È l’esercizio abituale di una attività autonomamente organizzata diretta alla produzione o allo scambio di beni ovvero alla prestazione di servizi.
L’IRAP non è un’imposta sul reddito, bensì un’imposta di carattere reale che colpisce il valore aggiunto prodotto dalle attività autonomamente organizzate, ha rilevato che mentre l’elemento organizzativo è connaturato alla nozione stessa di impresa, altrettanto non può dirsi per quanto riguarda l’attività di lavoro autonomo, ancorché svolta con carattere di abitualità, nel senso che è possibile ipotizzare un’attività professionale svolta in assenza di organizzazione di capitali o lavoro altrui, con la conseguente inapplicabilità dell’imposta, per difetto del suo necessario presupposto, l’autonoma organizzazione, il cui accertamento, in mancanza di specifiche disposizioni normative, costituisce questione di mero fatto, rimessa pertanto al giudice di merito.
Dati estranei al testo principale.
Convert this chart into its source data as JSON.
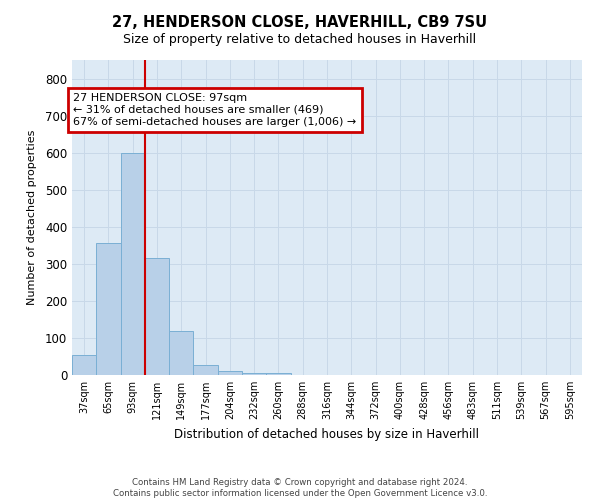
{
  "title": "27, HENDERSON CLOSE, HAVERHILL, CB9 7SU",
  "subtitle": "Size of property relative to detached houses in Haverhill",
  "xlabel": "Distribution of detached houses by size in Haverhill",
  "ylabel": "Number of detached properties",
  "bar_labels": [
    "37sqm",
    "65sqm",
    "93sqm",
    "121sqm",
    "149sqm",
    "177sqm",
    "204sqm",
    "232sqm",
    "260sqm",
    "288sqm",
    "316sqm",
    "344sqm",
    "372sqm",
    "400sqm",
    "428sqm",
    "456sqm",
    "483sqm",
    "511sqm",
    "539sqm",
    "567sqm",
    "595sqm"
  ],
  "bar_values": [
    55,
    355,
    600,
    315,
    120,
    28,
    12,
    5,
    5,
    0,
    0,
    0,
    0,
    0,
    0,
    0,
    0,
    0,
    0,
    0,
    0
  ],
  "bar_color": "#b8d0e8",
  "bar_edge_color": "#7aafd4",
  "ylim": [
    0,
    850
  ],
  "yticks": [
    0,
    100,
    200,
    300,
    400,
    500,
    600,
    700,
    800
  ],
  "property_line_x": 2.5,
  "annotation_title": "27 HENDERSON CLOSE: 97sqm",
  "annotation_line1": "← 31% of detached houses are smaller (469)",
  "annotation_line2": "67% of semi-detached houses are larger (1,006) →",
  "annotation_box_facecolor": "#ffffff",
  "annotation_box_edgecolor": "#cc0000",
  "vline_color": "#cc0000",
  "grid_color": "#c8d8e8",
  "plot_bg_color": "#ddeaf5",
  "fig_bg_color": "#ffffff",
  "footer_line1": "Contains HM Land Registry data © Crown copyright and database right 2024.",
  "footer_line2": "Contains public sector information licensed under the Open Government Licence v3.0."
}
Con riguardo al presupposto dell’IRAP, il requisito dell’autonoma organizzazione, il cui accertamento spetta al giudice di merito ed è insindacabile in sede di legittimità se congruamente motivato, ricorre quando il contribuente: a) sia, sotto qualsiasi forma, il responsabile dell’organizzazione e non sia, quindi, inserito in strutture organizzative riferibili ad altrui responsabilità ed interesse; b) impieghi beni strumentali eccedenti, secondo l’id quod plerumque accidit, il minimo indispensabile per l’esercizio dell’attività in assenza di organizzazione, oppure sì avvalga in modo non occasionale di lavoro altrui che superi la soglia dell’impiego di un collaboratore che esplichi mansioni di segreteria ovvero meramente esecutive.
Pertanto, in forza dei principi normativi e giurisprudenziali, la mera circostanza dell’impiego, da parte del professionista, di personale dipendente che esplichi mansioni di segreteria, non costituisce indice significativo della ricorrenza del presupposto impositivo dell’IRAP, se non eccede il numero di un collaboratore, ritenuta, con riferimento al fattore della forza lavoro, la soglia minima da oltrepassare per poter presumere ragionevolmente la sussistenza dell’autonoma organizzazione.